Many, many times in my life have I wanted to punch him in the throat. His smart-ass demeanor, his meddling, his infuriating way of popping up and sticking his nose into something I wanted to keep to myself was enough to drive anyone crazy.
But all of those paled in comparison to this moment.
“It’s none of your business.” It wasn’t his business back then, and it isn’t now.
“That’s where you are wrong, brother,” he said, his lips pulled back in an angry snarl. “Family is always my business.”
I flexed every muscle in my body, trying not to lunge over the desk to rip his throat out.
“ My family,” I gritted out. “Not yours.”
“You are my family, brother.” Jericho’s eyes narrowed, his own fists clenched on the leather armrests.
“That little girl should have grown up with the world at her fingertips. She should have had ponies, and castles, and everything a girl could possibly want. Instead, she was moved from school to school. She had more stability in the Army with deployments than she did growing up! Don’t even get me started on your ex - wife and her revolving door of odd jobs. I’m surprised they didn’t starve!”
I agreed with every word. But I also didn’t have all the answers. There was more to this than met the eye, and I wasn’t going to argue with Jericho “fuckwad” Vasiliev.

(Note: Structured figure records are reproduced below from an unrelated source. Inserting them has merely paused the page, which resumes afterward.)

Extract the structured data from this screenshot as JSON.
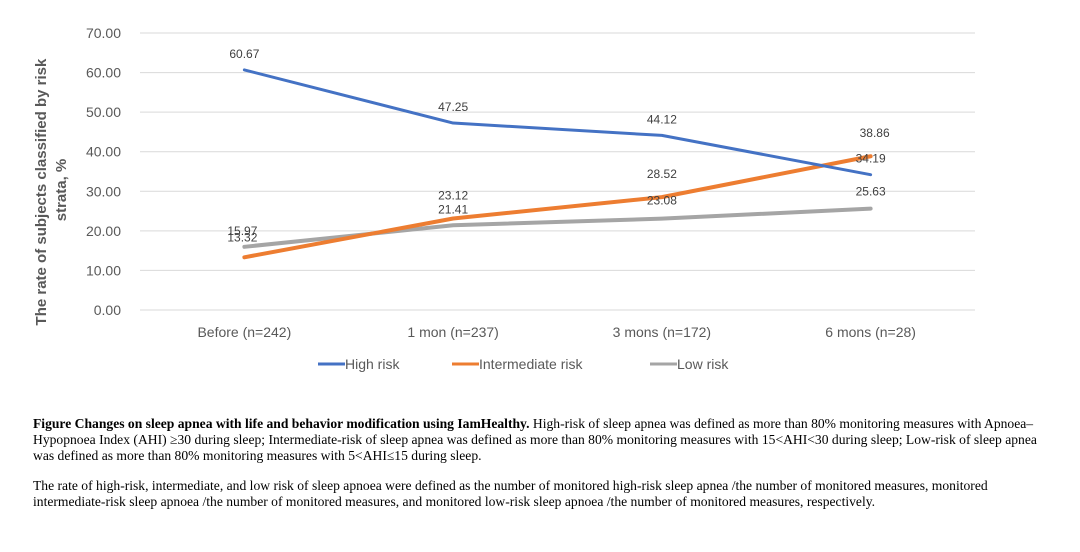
{
  "chart_data": {
    "type": "line",
    "title": "",
    "xlabel": "",
    "ylabel_lines": [
      "The rate of  subjects classified by risk",
      "strata, %"
    ],
    "categories": [
      "Before  (n=242)",
      "1 mon (n=237)",
      "3 mons (n=172)",
      "6 mons (n=28)"
    ],
    "ylim": [
      0,
      70
    ],
    "yticks": [
      "0.00",
      "10.00",
      "20.00",
      "30.00",
      "40.00",
      "50.00",
      "60.00",
      "70.00"
    ],
    "grid": true,
    "legend_position": "bottom",
    "series": [
      {
        "name": "High risk",
        "color": "#4472C4",
        "values": [
          60.67,
          47.25,
          44.12,
          34.19
        ],
        "labels": [
          "60.67",
          "47.25",
          "44.12",
          "34.19"
        ]
      },
      {
        "name": "Intermediate risk",
        "color": "#ED7D31",
        "values": [
          13.32,
          23.12,
          28.52,
          38.86
        ],
        "labels": [
          "13.32",
          "23.12",
          "28.52",
          "38.86"
        ]
      },
      {
        "name": "Low risk",
        "color": "#A5A5A5",
        "values": [
          15.97,
          21.41,
          23.08,
          25.63
        ],
        "labels": [
          "15.97",
          "21.41",
          "23.08",
          "25.63"
        ]
      }
    ]
  },
  "caption": {
    "fig_title": "Figure  Changes on sleep apnea with life and behavior modification using IamHealthy.",
    "para1": "High-risk of sleep apnea was defined as more than 80% monitoring measures with Apnoea–Hypopnoea Index (AHI) ≥30 during sleep; Intermediate-risk of sleep apnea was defined as more than 80% monitoring measures with 15<AHI<30 during sleep; Low-risk of sleep apnea was defined as more than 80% monitoring measures with 5<AHI≤15 during sleep.",
    "para2": "The rate of high-risk, intermediate, and low risk of sleep apnoea were defined as the number of  monitored high-risk sleep apnea /the number of monitored measures, monitored intermediate-risk sleep apnoea /the number of monitored measures, and monitored low-risk sleep apnoea /the number of monitored measures, respectively."
  }
}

“Fine,” I relented, shifting to the next item on my list. “Can you do a favor for me?”
We’d moved the discussion along. The shouting portion of our brotherly interaction was done. End scene.

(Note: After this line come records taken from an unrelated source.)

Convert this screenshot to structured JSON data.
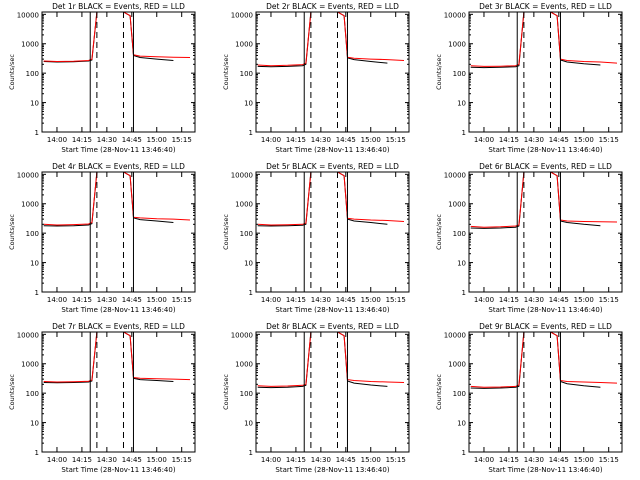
{
  "colors": {
    "background": "#ffffff",
    "axes": "#000000",
    "events": "#000000",
    "lld": "#ff0000"
  },
  "common": {
    "x_ticks": [
      "14:00",
      "14:15",
      "14:30",
      "14:45",
      "15:00",
      "15:15"
    ],
    "y_ticks": [
      "1",
      "10",
      "100",
      "1000",
      "10000"
    ],
    "ylabel": "Counts/sec",
    "xlabel": "Start Time (28-Nov-11 13:46:40)"
  },
  "chart_data": [
    {
      "type": "line",
      "title": "Det 1r  BLACK = Events, RED = LLD",
      "xlabel": "Start Time (28-Nov-11 13:46:40)",
      "ylabel": "Counts/sec",
      "y_scale": "log",
      "ylim": [
        1,
        12000
      ],
      "xlim": [
        "13:51",
        "15:23"
      ],
      "series": [
        {
          "name": "Events",
          "color": "#000000",
          "x": [
            "13:52",
            "14:00",
            "14:10",
            "14:19",
            "14:21",
            "14:24",
            "14:30",
            "14:40",
            "14:44",
            "14:46",
            "14:50",
            "15:00",
            "15:10"
          ],
          "values": [
            250,
            240,
            245,
            260,
            280,
            12000,
            12000,
            12000,
            9000,
            400,
            340,
            300,
            270
          ]
        },
        {
          "name": "LLD",
          "color": "#ff0000",
          "x": [
            "13:52",
            "14:00",
            "14:10",
            "14:19",
            "14:21",
            "14:24",
            "14:30",
            "14:40",
            "14:44",
            "14:46",
            "14:50",
            "15:00",
            "15:10",
            "15:20"
          ],
          "values": [
            260,
            250,
            255,
            270,
            300,
            12000,
            12000,
            12000,
            9000,
            420,
            380,
            360,
            350,
            340
          ]
        }
      ],
      "vertical_lines": [
        {
          "x": "14:20",
          "style": "solid"
        },
        {
          "x": "14:24",
          "style": "dashed"
        },
        {
          "x": "14:40",
          "style": "dashed"
        },
        {
          "x": "14:46",
          "style": "solid"
        }
      ]
    },
    {
      "type": "line",
      "title": "Det 2r  BLACK = Events, RED = LLD",
      "xlabel": "Start Time (28-Nov-11 13:46:40)",
      "ylabel": "Counts/sec",
      "y_scale": "log",
      "ylim": [
        1,
        12000
      ],
      "xlim": [
        "13:51",
        "15:23"
      ],
      "series": [
        {
          "name": "Events",
          "color": "#000000",
          "x": [
            "13:52",
            "14:00",
            "14:10",
            "14:19",
            "14:21",
            "14:24",
            "14:30",
            "14:40",
            "14:44",
            "14:46",
            "14:50",
            "15:00",
            "15:10"
          ],
          "values": [
            170,
            165,
            170,
            180,
            200,
            12000,
            12000,
            12000,
            9000,
            330,
            290,
            250,
            220
          ]
        },
        {
          "name": "LLD",
          "color": "#ff0000",
          "x": [
            "13:52",
            "14:00",
            "14:10",
            "14:19",
            "14:21",
            "14:24",
            "14:30",
            "14:40",
            "14:44",
            "14:46",
            "14:50",
            "15:00",
            "15:10",
            "15:20"
          ],
          "values": [
            190,
            180,
            185,
            195,
            220,
            12000,
            12000,
            12000,
            9000,
            350,
            320,
            300,
            290,
            270
          ]
        }
      ],
      "vertical_lines": [
        {
          "x": "14:20",
          "style": "solid"
        },
        {
          "x": "14:24",
          "style": "dashed"
        },
        {
          "x": "14:40",
          "style": "dashed"
        },
        {
          "x": "14:46",
          "style": "solid"
        }
      ]
    },
    {
      "type": "line",
      "title": "Det 3r  BLACK = Events, RED = LLD",
      "xlabel": "Start Time (28-Nov-11 13:46:40)",
      "ylabel": "Counts/sec",
      "y_scale": "log",
      "ylim": [
        1,
        12000
      ],
      "xlim": [
        "13:51",
        "15:23"
      ],
      "series": [
        {
          "name": "Events",
          "color": "#000000",
          "x": [
            "13:52",
            "14:00",
            "14:10",
            "14:19",
            "14:21",
            "14:24",
            "14:30",
            "14:40",
            "14:44",
            "14:46",
            "14:50",
            "15:00",
            "15:10"
          ],
          "values": [
            160,
            155,
            158,
            165,
            180,
            12000,
            12000,
            12000,
            9000,
            280,
            240,
            210,
            190
          ]
        },
        {
          "name": "LLD",
          "color": "#ff0000",
          "x": [
            "13:52",
            "14:00",
            "14:10",
            "14:19",
            "14:21",
            "14:24",
            "14:30",
            "14:40",
            "14:44",
            "14:46",
            "14:50",
            "15:00",
            "15:10",
            "15:20"
          ],
          "values": [
            180,
            170,
            172,
            180,
            200,
            12000,
            12000,
            12000,
            9000,
            300,
            270,
            250,
            240,
            220
          ]
        }
      ],
      "vertical_lines": [
        {
          "x": "14:20",
          "style": "solid"
        },
        {
          "x": "14:24",
          "style": "dashed"
        },
        {
          "x": "14:40",
          "style": "dashed"
        },
        {
          "x": "14:46",
          "style": "solid"
        }
      ]
    },
    {
      "type": "line",
      "title": "Det 4r  BLACK = Events, RED = LLD",
      "xlabel": "Start Time (28-Nov-11 13:46:40)",
      "ylabel": "Counts/sec",
      "y_scale": "log",
      "ylim": [
        1,
        12000
      ],
      "xlim": [
        "13:51",
        "15:23"
      ],
      "series": [
        {
          "name": "Events",
          "color": "#000000",
          "x": [
            "13:52",
            "14:00",
            "14:10",
            "14:19",
            "14:21",
            "14:24",
            "14:30",
            "14:40",
            "14:44",
            "14:46",
            "14:50",
            "15:00",
            "15:10"
          ],
          "values": [
            180,
            175,
            180,
            190,
            210,
            12000,
            12000,
            12000,
            9000,
            330,
            290,
            260,
            230
          ]
        },
        {
          "name": "LLD",
          "color": "#ff0000",
          "x": [
            "13:52",
            "14:00",
            "14:10",
            "14:19",
            "14:21",
            "14:24",
            "14:30",
            "14:40",
            "14:44",
            "14:46",
            "14:50",
            "15:00",
            "15:10",
            "15:20"
          ],
          "values": [
            200,
            190,
            195,
            205,
            230,
            12000,
            12000,
            12000,
            9000,
            350,
            330,
            310,
            300,
            280
          ]
        }
      ],
      "vertical_lines": [
        {
          "x": "14:20",
          "style": "solid"
        },
        {
          "x": "14:24",
          "style": "dashed"
        },
        {
          "x": "14:40",
          "style": "dashed"
        },
        {
          "x": "14:46",
          "style": "solid"
        }
      ]
    },
    {
      "type": "line",
      "title": "Det 5r  BLACK = Events, RED = LLD",
      "xlabel": "Start Time (28-Nov-11 13:46:40)",
      "ylabel": "Counts/sec",
      "y_scale": "log",
      "ylim": [
        1,
        12000
      ],
      "xlim": [
        "13:51",
        "15:23"
      ],
      "series": [
        {
          "name": "Events",
          "color": "#000000",
          "x": [
            "13:52",
            "14:00",
            "14:10",
            "14:19",
            "14:21",
            "14:24",
            "14:30",
            "14:40",
            "14:44",
            "14:46",
            "14:50",
            "15:00",
            "15:10"
          ],
          "values": [
            180,
            175,
            178,
            185,
            200,
            12000,
            12000,
            12000,
            9000,
            300,
            260,
            230,
            200
          ]
        },
        {
          "name": "LLD",
          "color": "#ff0000",
          "x": [
            "13:52",
            "14:00",
            "14:10",
            "14:19",
            "14:21",
            "14:24",
            "14:30",
            "14:40",
            "14:44",
            "14:46",
            "14:50",
            "15:00",
            "15:10",
            "15:20"
          ],
          "values": [
            200,
            190,
            192,
            200,
            220,
            12000,
            12000,
            12000,
            9000,
            320,
            300,
            280,
            270,
            250
          ]
        }
      ],
      "vertical_lines": [
        {
          "x": "14:20",
          "style": "solid"
        },
        {
          "x": "14:24",
          "style": "dashed"
        },
        {
          "x": "14:40",
          "style": "dashed"
        },
        {
          "x": "14:46",
          "style": "solid"
        }
      ]
    },
    {
      "type": "line",
      "title": "Det 6r  BLACK = Events, RED = LLD",
      "xlabel": "Start Time (28-Nov-11 13:46:40)",
      "ylabel": "Counts/sec",
      "y_scale": "log",
      "ylim": [
        1,
        12000
      ],
      "xlim": [
        "13:51",
        "15:23"
      ],
      "series": [
        {
          "name": "Events",
          "color": "#000000",
          "x": [
            "13:52",
            "14:00",
            "14:10",
            "14:19",
            "14:21",
            "14:24",
            "14:30",
            "14:40",
            "14:44",
            "14:46",
            "14:50",
            "15:00",
            "15:10"
          ],
          "values": [
            150,
            145,
            150,
            160,
            175,
            12000,
            12000,
            12000,
            9000,
            260,
            230,
            200,
            180
          ]
        },
        {
          "name": "LLD",
          "color": "#ff0000",
          "x": [
            "13:52",
            "14:00",
            "14:10",
            "14:19",
            "14:21",
            "14:24",
            "14:30",
            "14:40",
            "14:44",
            "14:46",
            "14:50",
            "15:00",
            "15:10",
            "15:20"
          ],
          "values": [
            170,
            160,
            165,
            175,
            190,
            12000,
            12000,
            12000,
            9000,
            280,
            260,
            250,
            245,
            240
          ]
        }
      ],
      "vertical_lines": [
        {
          "x": "14:20",
          "style": "solid"
        },
        {
          "x": "14:24",
          "style": "dashed"
        },
        {
          "x": "14:40",
          "style": "dashed"
        },
        {
          "x": "14:46",
          "style": "solid"
        }
      ]
    },
    {
      "type": "line",
      "title": "Det 7r  BLACK = Events, RED = LLD",
      "xlabel": "Start Time (28-Nov-11 13:46:40)",
      "ylabel": "Counts/sec",
      "y_scale": "log",
      "ylim": [
        1,
        12000
      ],
      "xlim": [
        "13:51",
        "15:23"
      ],
      "series": [
        {
          "name": "Events",
          "color": "#000000",
          "x": [
            "13:52",
            "14:00",
            "14:10",
            "14:19",
            "14:21",
            "14:24",
            "14:30",
            "14:40",
            "14:44",
            "14:46",
            "14:50",
            "15:00",
            "15:10"
          ],
          "values": [
            230,
            225,
            230,
            240,
            260,
            12000,
            12000,
            12000,
            9000,
            320,
            290,
            270,
            250
          ]
        },
        {
          "name": "LLD",
          "color": "#ff0000",
          "x": [
            "13:52",
            "14:00",
            "14:10",
            "14:19",
            "14:21",
            "14:24",
            "14:30",
            "14:40",
            "14:44",
            "14:46",
            "14:50",
            "15:00",
            "15:10",
            "15:20"
          ],
          "values": [
            250,
            240,
            245,
            255,
            280,
            12000,
            12000,
            12000,
            9000,
            340,
            320,
            310,
            300,
            290
          ]
        }
      ],
      "vertical_lines": [
        {
          "x": "14:20",
          "style": "solid"
        },
        {
          "x": "14:24",
          "style": "dashed"
        },
        {
          "x": "14:40",
          "style": "dashed"
        },
        {
          "x": "14:46",
          "style": "solid"
        }
      ]
    },
    {
      "type": "line",
      "title": "Det 8r  BLACK = Events, RED = LLD",
      "xlabel": "Start Time (28-Nov-11 13:46:40)",
      "ylabel": "Counts/sec",
      "y_scale": "log",
      "ylim": [
        1,
        12000
      ],
      "xlim": [
        "13:51",
        "15:23"
      ],
      "series": [
        {
          "name": "Events",
          "color": "#000000",
          "x": [
            "13:52",
            "14:00",
            "14:10",
            "14:19",
            "14:21",
            "14:24",
            "14:30",
            "14:40",
            "14:44",
            "14:46",
            "14:50",
            "15:00",
            "15:10"
          ],
          "values": [
            160,
            155,
            160,
            170,
            185,
            12000,
            12000,
            12000,
            9000,
            260,
            220,
            190,
            170
          ]
        },
        {
          "name": "LLD",
          "color": "#ff0000",
          "x": [
            "13:52",
            "14:00",
            "14:10",
            "14:19",
            "14:21",
            "14:24",
            "14:30",
            "14:40",
            "14:44",
            "14:46",
            "14:50",
            "15:00",
            "15:10",
            "15:20"
          ],
          "values": [
            180,
            170,
            175,
            185,
            200,
            12000,
            12000,
            12000,
            9000,
            290,
            270,
            250,
            240,
            230
          ]
        }
      ],
      "vertical_lines": [
        {
          "x": "14:20",
          "style": "solid"
        },
        {
          "x": "14:24",
          "style": "dashed"
        },
        {
          "x": "14:40",
          "style": "dashed"
        },
        {
          "x": "14:46",
          "style": "solid"
        }
      ]
    },
    {
      "type": "line",
      "title": "Det 9r  BLACK = Events, RED = LLD",
      "xlabel": "Start Time (28-Nov-11 13:46:40)",
      "ylabel": "Counts/sec",
      "y_scale": "log",
      "ylim": [
        1,
        12000
      ],
      "xlim": [
        "13:51",
        "15:23"
      ],
      "series": [
        {
          "name": "Events",
          "color": "#000000",
          "x": [
            "13:52",
            "14:00",
            "14:10",
            "14:19",
            "14:21",
            "14:24",
            "14:30",
            "14:40",
            "14:44",
            "14:46",
            "14:50",
            "15:00",
            "15:10"
          ],
          "values": [
            150,
            145,
            150,
            158,
            170,
            12000,
            12000,
            12000,
            9000,
            250,
            210,
            180,
            160
          ]
        },
        {
          "name": "LLD",
          "color": "#ff0000",
          "x": [
            "13:52",
            "14:00",
            "14:10",
            "14:19",
            "14:21",
            "14:24",
            "14:30",
            "14:40",
            "14:44",
            "14:46",
            "14:50",
            "15:00",
            "15:10",
            "15:20"
          ],
          "values": [
            170,
            160,
            162,
            170,
            190,
            12000,
            12000,
            12000,
            9000,
            270,
            250,
            240,
            230,
            220
          ]
        }
      ],
      "vertical_lines": [
        {
          "x": "14:20",
          "style": "solid"
        },
        {
          "x": "14:24",
          "style": "dashed"
        },
        {
          "x": "14:40",
          "style": "dashed"
        },
        {
          "x": "14:46",
          "style": "solid"
        }
      ]
    }
  ]
}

“Mm,” Jericho said, waving his hand dismissively in a way to say that, of course, I could.
“The bank account I made for Teri and Trinity,” I said, using the nickname my daughter had adopted, “Can you check to see what’s been happening with it.”
I’d purposely not had access to it because I needed to resist the urge to spy. To micromanage. To see what she was spending money on… to search for signs of a new man in her life.

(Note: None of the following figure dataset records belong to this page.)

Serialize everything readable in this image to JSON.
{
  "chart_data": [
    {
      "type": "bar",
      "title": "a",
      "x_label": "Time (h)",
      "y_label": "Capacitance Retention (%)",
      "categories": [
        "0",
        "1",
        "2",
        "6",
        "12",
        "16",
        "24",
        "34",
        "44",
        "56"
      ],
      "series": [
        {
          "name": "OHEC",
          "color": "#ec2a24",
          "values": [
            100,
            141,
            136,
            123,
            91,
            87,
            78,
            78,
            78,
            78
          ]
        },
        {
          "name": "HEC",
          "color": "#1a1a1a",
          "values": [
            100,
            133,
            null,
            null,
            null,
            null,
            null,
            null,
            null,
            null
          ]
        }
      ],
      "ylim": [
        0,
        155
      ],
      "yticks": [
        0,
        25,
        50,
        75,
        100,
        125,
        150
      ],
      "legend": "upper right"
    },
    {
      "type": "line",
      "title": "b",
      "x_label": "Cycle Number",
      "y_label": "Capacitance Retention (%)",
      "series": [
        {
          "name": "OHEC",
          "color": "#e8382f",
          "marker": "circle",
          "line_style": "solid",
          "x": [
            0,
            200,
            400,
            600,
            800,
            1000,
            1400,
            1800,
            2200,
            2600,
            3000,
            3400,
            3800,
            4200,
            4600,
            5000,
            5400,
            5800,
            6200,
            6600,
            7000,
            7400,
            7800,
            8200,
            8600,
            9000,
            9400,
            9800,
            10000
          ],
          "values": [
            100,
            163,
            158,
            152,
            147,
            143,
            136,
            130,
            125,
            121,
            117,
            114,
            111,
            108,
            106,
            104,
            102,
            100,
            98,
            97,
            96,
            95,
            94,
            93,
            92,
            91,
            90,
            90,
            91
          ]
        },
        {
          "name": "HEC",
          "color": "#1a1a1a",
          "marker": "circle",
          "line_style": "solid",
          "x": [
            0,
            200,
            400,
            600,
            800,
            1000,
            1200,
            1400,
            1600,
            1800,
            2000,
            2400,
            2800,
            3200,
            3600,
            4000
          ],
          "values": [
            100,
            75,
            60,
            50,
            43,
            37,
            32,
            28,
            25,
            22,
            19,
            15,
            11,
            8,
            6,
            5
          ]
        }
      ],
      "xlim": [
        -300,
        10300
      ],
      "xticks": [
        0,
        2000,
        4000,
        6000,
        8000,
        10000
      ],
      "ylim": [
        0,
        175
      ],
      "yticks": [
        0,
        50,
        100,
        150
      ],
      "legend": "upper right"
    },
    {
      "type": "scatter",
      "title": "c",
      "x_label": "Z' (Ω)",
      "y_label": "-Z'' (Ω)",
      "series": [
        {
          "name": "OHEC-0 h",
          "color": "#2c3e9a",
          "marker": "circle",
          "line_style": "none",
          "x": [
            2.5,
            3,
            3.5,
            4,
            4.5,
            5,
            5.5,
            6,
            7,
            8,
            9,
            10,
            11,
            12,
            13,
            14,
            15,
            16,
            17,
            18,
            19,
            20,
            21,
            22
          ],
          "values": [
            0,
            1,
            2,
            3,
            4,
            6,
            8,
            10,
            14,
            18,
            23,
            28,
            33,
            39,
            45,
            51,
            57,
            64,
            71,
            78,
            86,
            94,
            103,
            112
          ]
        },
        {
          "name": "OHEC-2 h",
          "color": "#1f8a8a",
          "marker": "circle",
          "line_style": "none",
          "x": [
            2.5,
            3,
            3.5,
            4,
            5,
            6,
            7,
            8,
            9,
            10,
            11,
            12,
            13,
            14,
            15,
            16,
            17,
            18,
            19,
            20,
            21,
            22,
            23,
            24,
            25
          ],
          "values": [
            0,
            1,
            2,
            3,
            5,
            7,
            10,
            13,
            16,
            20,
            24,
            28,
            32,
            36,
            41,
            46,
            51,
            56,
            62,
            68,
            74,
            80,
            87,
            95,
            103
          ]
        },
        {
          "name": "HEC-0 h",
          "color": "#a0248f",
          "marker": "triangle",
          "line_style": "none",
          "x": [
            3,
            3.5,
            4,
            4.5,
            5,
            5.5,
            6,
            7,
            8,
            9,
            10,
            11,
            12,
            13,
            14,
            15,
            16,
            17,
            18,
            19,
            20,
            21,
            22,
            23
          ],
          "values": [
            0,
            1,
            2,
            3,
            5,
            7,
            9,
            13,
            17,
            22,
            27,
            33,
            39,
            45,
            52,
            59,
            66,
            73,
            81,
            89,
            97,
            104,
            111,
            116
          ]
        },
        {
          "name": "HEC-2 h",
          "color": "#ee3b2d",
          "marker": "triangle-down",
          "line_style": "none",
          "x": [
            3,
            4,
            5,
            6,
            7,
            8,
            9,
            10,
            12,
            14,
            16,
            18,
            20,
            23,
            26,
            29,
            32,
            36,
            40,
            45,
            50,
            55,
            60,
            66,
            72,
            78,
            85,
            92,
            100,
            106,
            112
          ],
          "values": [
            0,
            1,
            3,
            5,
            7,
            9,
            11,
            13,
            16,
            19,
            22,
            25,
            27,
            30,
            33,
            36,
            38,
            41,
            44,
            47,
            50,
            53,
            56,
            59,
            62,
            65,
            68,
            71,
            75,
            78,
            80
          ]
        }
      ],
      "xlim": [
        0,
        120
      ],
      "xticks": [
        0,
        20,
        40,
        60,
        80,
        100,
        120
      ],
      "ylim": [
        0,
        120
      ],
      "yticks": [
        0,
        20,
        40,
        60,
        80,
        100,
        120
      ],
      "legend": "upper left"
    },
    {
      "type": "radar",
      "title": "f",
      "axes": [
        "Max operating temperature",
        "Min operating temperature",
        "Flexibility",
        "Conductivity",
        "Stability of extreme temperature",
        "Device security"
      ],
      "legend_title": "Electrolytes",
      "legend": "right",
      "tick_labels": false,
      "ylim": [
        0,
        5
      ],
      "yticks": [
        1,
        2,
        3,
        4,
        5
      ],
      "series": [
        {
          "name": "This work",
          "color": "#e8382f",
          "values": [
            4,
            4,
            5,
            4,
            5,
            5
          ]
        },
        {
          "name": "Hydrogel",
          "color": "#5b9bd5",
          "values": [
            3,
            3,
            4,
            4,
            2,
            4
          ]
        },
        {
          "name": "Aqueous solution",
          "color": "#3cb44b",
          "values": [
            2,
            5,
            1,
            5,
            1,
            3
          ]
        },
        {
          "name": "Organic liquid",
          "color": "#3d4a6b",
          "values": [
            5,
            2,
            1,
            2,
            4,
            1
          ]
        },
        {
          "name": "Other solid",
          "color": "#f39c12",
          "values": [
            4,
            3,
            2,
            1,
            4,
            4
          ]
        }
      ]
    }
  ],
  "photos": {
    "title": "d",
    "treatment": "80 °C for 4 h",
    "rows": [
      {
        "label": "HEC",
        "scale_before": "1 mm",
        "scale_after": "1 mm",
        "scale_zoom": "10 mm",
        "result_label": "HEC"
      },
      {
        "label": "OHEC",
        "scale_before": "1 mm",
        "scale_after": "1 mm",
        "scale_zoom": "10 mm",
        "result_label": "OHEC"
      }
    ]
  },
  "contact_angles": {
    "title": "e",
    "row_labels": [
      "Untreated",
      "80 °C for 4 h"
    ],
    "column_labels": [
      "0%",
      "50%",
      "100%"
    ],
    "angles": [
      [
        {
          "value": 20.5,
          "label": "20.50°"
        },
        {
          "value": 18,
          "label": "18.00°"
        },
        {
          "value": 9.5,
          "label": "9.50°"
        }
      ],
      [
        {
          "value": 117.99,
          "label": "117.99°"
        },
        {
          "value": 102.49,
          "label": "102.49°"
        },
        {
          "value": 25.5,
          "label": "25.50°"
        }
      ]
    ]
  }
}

Jericho lifted his brow, then gave a half-shrug. “I don’t remember any of the bank information, but I’ll find it and let you know.”
“The phone is locked, and even though she has few text messages, there are a few incoming that were of interest,” Jericho said, almost as a throw away statement. “Take a look and see if you can make heads or tails from it.”
I stood, leaving him to his work, pressing the home button of the phone, and typing in the passcode on the report. I didn’t need to look it up though—she made the fatal error of using a code that was easy to guess: Taz’s birthday.
The text messages were mundane, mostly marketing and sales spam, reminders to vote, some phishing scams that were left unread.
The only thing of interest were a dozen messages spaced weeks, sometimes months, apart, each from different unknown numbers, and contained only three letters: I. C. U.